Écoutez, c’est toujours délicat de parler de résultats avec des jeunes. On sait que la saison s’est mal passée pour les M21, que les M18 ont terminé dixièmes d’un groupe de quatorze et les M16 douzièmes. Mais dans la formation, il y a deux possibilités: soit vous formez des équipes, soit vous formez des joueurs. Ici, au vu de notre bassin de population, on est plutôt dans la 2ème option. Notre dynamique est la même que celle de Villareal où j’étais en stage la semaine dernière. On met un maximum d’atouts, d’investissement sur la relève. L’année prochaine, il ne faudra pas sous-estimer le niveau de la 1ère ligue. Peut-être même que le classement de nos M21 ne sera à nouveau pas très bon. Mais on aura une équipe «pampers» qu’il faudra encadrer. De très jeunes joueurs qui ont déjà une certaine qualité. Comme c’est le cas de certains de leurs entraîneurs qui ont les atouts pour être de futurs techniciens de Super League. À Sion ou ailleurs.
«La formation d’un footballeur dure de ses 5 à ses 21 ans. C’est bien plus long que celle d'un avocat ou d'un chirurgien.»Pablo Iglesias
La saison prochaine, il n’y aura pas de relégation directe en Super League. Une situation propice à accorder davantage de temps de jeu à de jeunes éléments?

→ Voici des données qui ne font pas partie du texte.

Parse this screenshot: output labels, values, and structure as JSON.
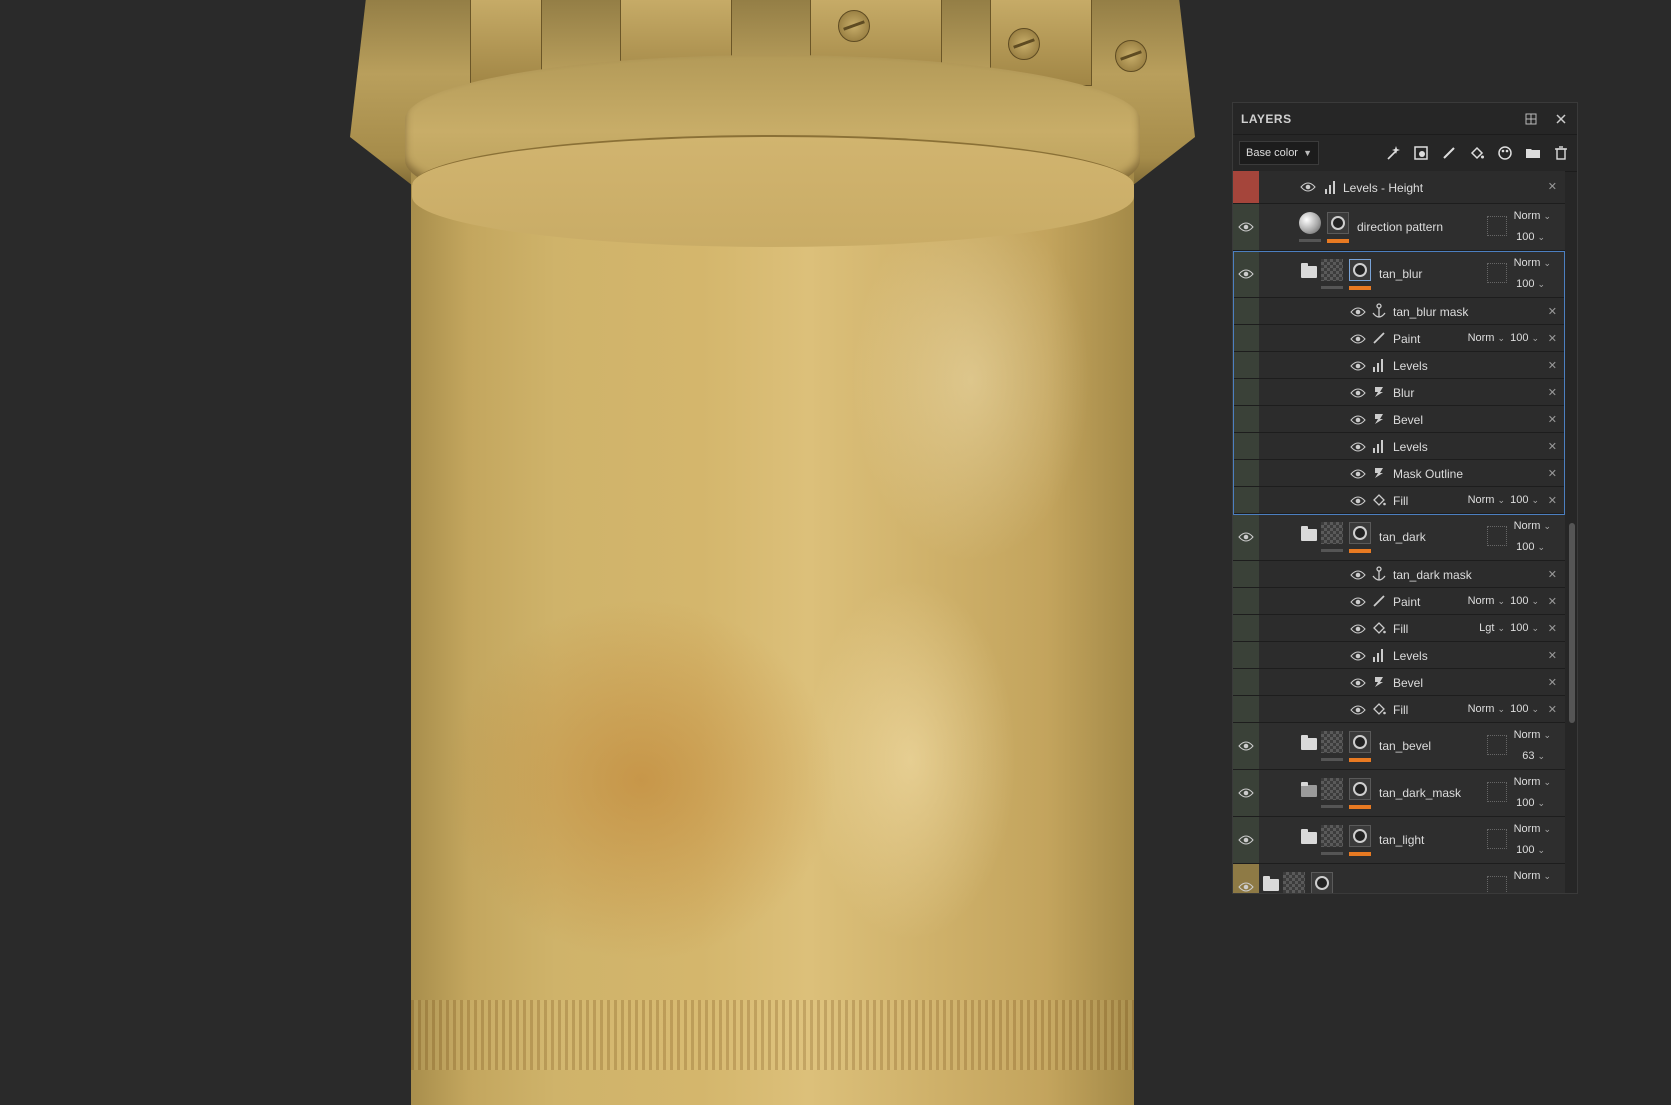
{
  "panel": {
    "title": "LAYERS",
    "channel_label": "Base color",
    "tools": [
      "magic-wand-icon",
      "fill-mask-icon",
      "brush-icon",
      "paint-bucket-icon",
      "palette-icon",
      "folder-icon",
      "trash-icon"
    ]
  },
  "layers": {
    "levels_height": {
      "name": "Levels - Height"
    },
    "direction_pattern": {
      "name": "direction pattern",
      "blend": "Norm",
      "opacity": "100"
    },
    "tan_blur": {
      "name": "tan_blur",
      "blend": "Norm",
      "opacity": "100",
      "effects": [
        {
          "name": "tan_blur mask",
          "icon": "anchor-icon"
        },
        {
          "name": "Paint",
          "icon": "brush-icon",
          "blend": "Norm",
          "opacity": "100"
        },
        {
          "name": "Levels",
          "icon": "levels-icon"
        },
        {
          "name": "Blur",
          "icon": "filter-icon"
        },
        {
          "name": "Bevel",
          "icon": "filter-icon"
        },
        {
          "name": "Levels",
          "icon": "levels-icon"
        },
        {
          "name": "Mask Outline",
          "icon": "filter-icon"
        },
        {
          "name": "Fill",
          "icon": "fill-icon",
          "blend": "Norm",
          "opacity": "100"
        }
      ]
    },
    "tan_dark": {
      "name": "tan_dark",
      "blend": "Norm",
      "opacity": "100",
      "effects": [
        {
          "name": "tan_dark mask",
          "icon": "anchor-icon"
        },
        {
          "name": "Paint",
          "icon": "brush-icon",
          "blend": "Norm",
          "opacity": "100"
        },
        {
          "name": "Fill",
          "icon": "fill-icon",
          "blend": "Lgt",
          "opacity": "100"
        },
        {
          "name": "Levels",
          "icon": "levels-icon"
        },
        {
          "name": "Bevel",
          "icon": "filter-icon"
        },
        {
          "name": "Fill",
          "icon": "fill-icon",
          "blend": "Norm",
          "opacity": "100"
        }
      ]
    },
    "tan_bevel": {
      "name": "tan_bevel",
      "blend": "Norm",
      "opacity": "63"
    },
    "tan_dark_mask": {
      "name": "tan_dark_mask",
      "blend": "Norm",
      "opacity": "100"
    },
    "tan_light": {
      "name": "tan_light",
      "blend": "Norm",
      "opacity": "100"
    },
    "partial": {
      "blend": "Norm"
    }
  },
  "colors": {
    "accent_orange": "#e87a22",
    "selection_blue": "#4c7fc0",
    "layer_red": "#a5453b"
  }
}
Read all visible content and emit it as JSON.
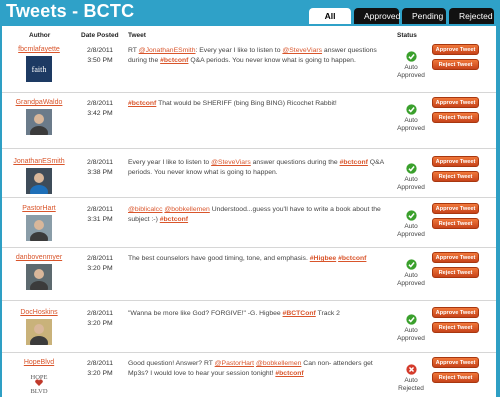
{
  "header": {
    "title": "Tweets - BCTC"
  },
  "tabs": [
    {
      "label": "All",
      "active": true
    },
    {
      "label": "Approved",
      "active": false
    },
    {
      "label": "Pending",
      "active": false
    },
    {
      "label": "Rejected",
      "active": false
    }
  ],
  "columns": {
    "author": "Author",
    "date": "Date Posted",
    "tweet": "Tweet",
    "status": "Status"
  },
  "buttons": {
    "approve": "Approve Tweet",
    "reject": "Reject Tweet"
  },
  "colors": {
    "accent": "#d9552b",
    "header": "#2fa1c8",
    "approved": "#3aa02c",
    "rejected": "#d43b2b"
  },
  "rows": [
    {
      "author": "fbcmlafayette",
      "avatar_label": "faith",
      "date": "2/8/2011",
      "time": "3:50 PM",
      "tweet": [
        {
          "t": "RT "
        },
        {
          "m": "@JonathanESmith"
        },
        {
          "t": ": Every year I like to listen to "
        },
        {
          "m": "@SteveViars"
        },
        {
          "t": " answer questions during the "
        },
        {
          "h": "#bctconf"
        },
        {
          "t": " Q&A periods. You never know what is going to happen."
        }
      ],
      "status": "Auto Approved",
      "status_kind": "approved"
    },
    {
      "author": "GrandpaWaldo",
      "date": "2/8/2011",
      "time": "3:42 PM",
      "tweet": [
        {
          "h": "#bctconf"
        },
        {
          "t": " That would be SHERIFF (bing Bing BING) Ricochet Rabbit!"
        }
      ],
      "status": "Auto Approved",
      "status_kind": "approved"
    },
    {
      "author": "JonathanESmith",
      "date": "2/8/2011",
      "time": "3:38 PM",
      "tweet": [
        {
          "t": "Every year I like to listen to "
        },
        {
          "m": "@SteveViars"
        },
        {
          "t": " answer questions during the "
        },
        {
          "h": "#bctconf"
        },
        {
          "t": " Q&A periods. You never know what is going to happen."
        }
      ],
      "status": "Auto Approved",
      "status_kind": "approved"
    },
    {
      "author": "PastorHart",
      "date": "2/8/2011",
      "time": "3:31 PM",
      "tweet": [
        {
          "m": "@biblicalcc"
        },
        {
          "t": " "
        },
        {
          "m": "@bobkellemen"
        },
        {
          "t": " Understood...guess you'll have to write a book about the subject :-) "
        },
        {
          "h": "#bctconf"
        }
      ],
      "status": "Auto Approved",
      "status_kind": "approved"
    },
    {
      "author": "danbovenmyer",
      "date": "2/8/2011",
      "time": "3:20 PM",
      "tweet": [
        {
          "t": "The best counselors have good timing, tone, and emphasis. "
        },
        {
          "h": "#Higbee"
        },
        {
          "t": " "
        },
        {
          "h": "#bctconf"
        }
      ],
      "status": "Auto Approved",
      "status_kind": "approved"
    },
    {
      "author": "DocHoskins",
      "date": "2/8/2011",
      "time": "3:20 PM",
      "tweet": [
        {
          "t": "\"Wanna be more like God? FORGIVE!\" -G. Higbee "
        },
        {
          "h": "#BCTConf"
        },
        {
          "t": " Track 2"
        }
      ],
      "status": "Auto Approved",
      "status_kind": "approved"
    },
    {
      "author": "HopeBlvd",
      "avatar_label": "HOPE BLVD",
      "date": "2/8/2011",
      "time": "3:20 PM",
      "tweet": [
        {
          "t": "Good question! Answer? RT "
        },
        {
          "m": "@PastorHart"
        },
        {
          "t": " "
        },
        {
          "m": "@bobkellemen"
        },
        {
          "t": " Can non- attenders get Mp3s? I would love to hear your session tonight! "
        },
        {
          "h": "#bctconf"
        }
      ],
      "status": "Auto Rejected",
      "status_kind": "rejected"
    }
  ]
}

Ce serait le cas si cette décision entrait en vigueur d’ici trois ans. Même si le club a bien travaillé jusqu’à présent dans certains aspects de la formation, je ne pense pas qu’on soit prêts, aujourd’hui, à sortir plusieurs jeunes Valaisans dès la reprise. C’est le problème de la relève: il faut être patient. La formation d’un footballeur dure généralement de ses 5 à ses 21 ans. C’est bien plus long que celle d'un avocat ou d'un chirurgien. Je sais qu’à Sion, le public a des attentes mais je lui demande cette patience. Et vous verrez qu’elle portera ses fruits car de ce que j’ai pu voir, à partir des M15 il y a entre cinq et six joueurs par équipe qui ont les moyens pour revendiquer une place en Super League. Pas tout de suite mais d'ici quelques années.
Vous avez évoqué les attentes du public. Elles concernent aussi le spectacle trop souvent défaillant ces derniers mois au niveau de la première équipe…
Je le comprends totalement. Ce que présente l’équipe est important. Au-delà des résultats, elle doit communiquer quelque chose rien qu’avec son énergie. C’est quelque chose sur laquelle le président et l’entraîneur travaillent. Tout est fait pour que l’on arrive à la reprise avec un dynamisme, un enthousiasme qui embarque le public avec nous. Mais encore une fois, une équipe ne se construit pas en un jour. Pour proposer quelque chose de très abouti, il y a deux mots d’ordre: la continuité et la stabilité.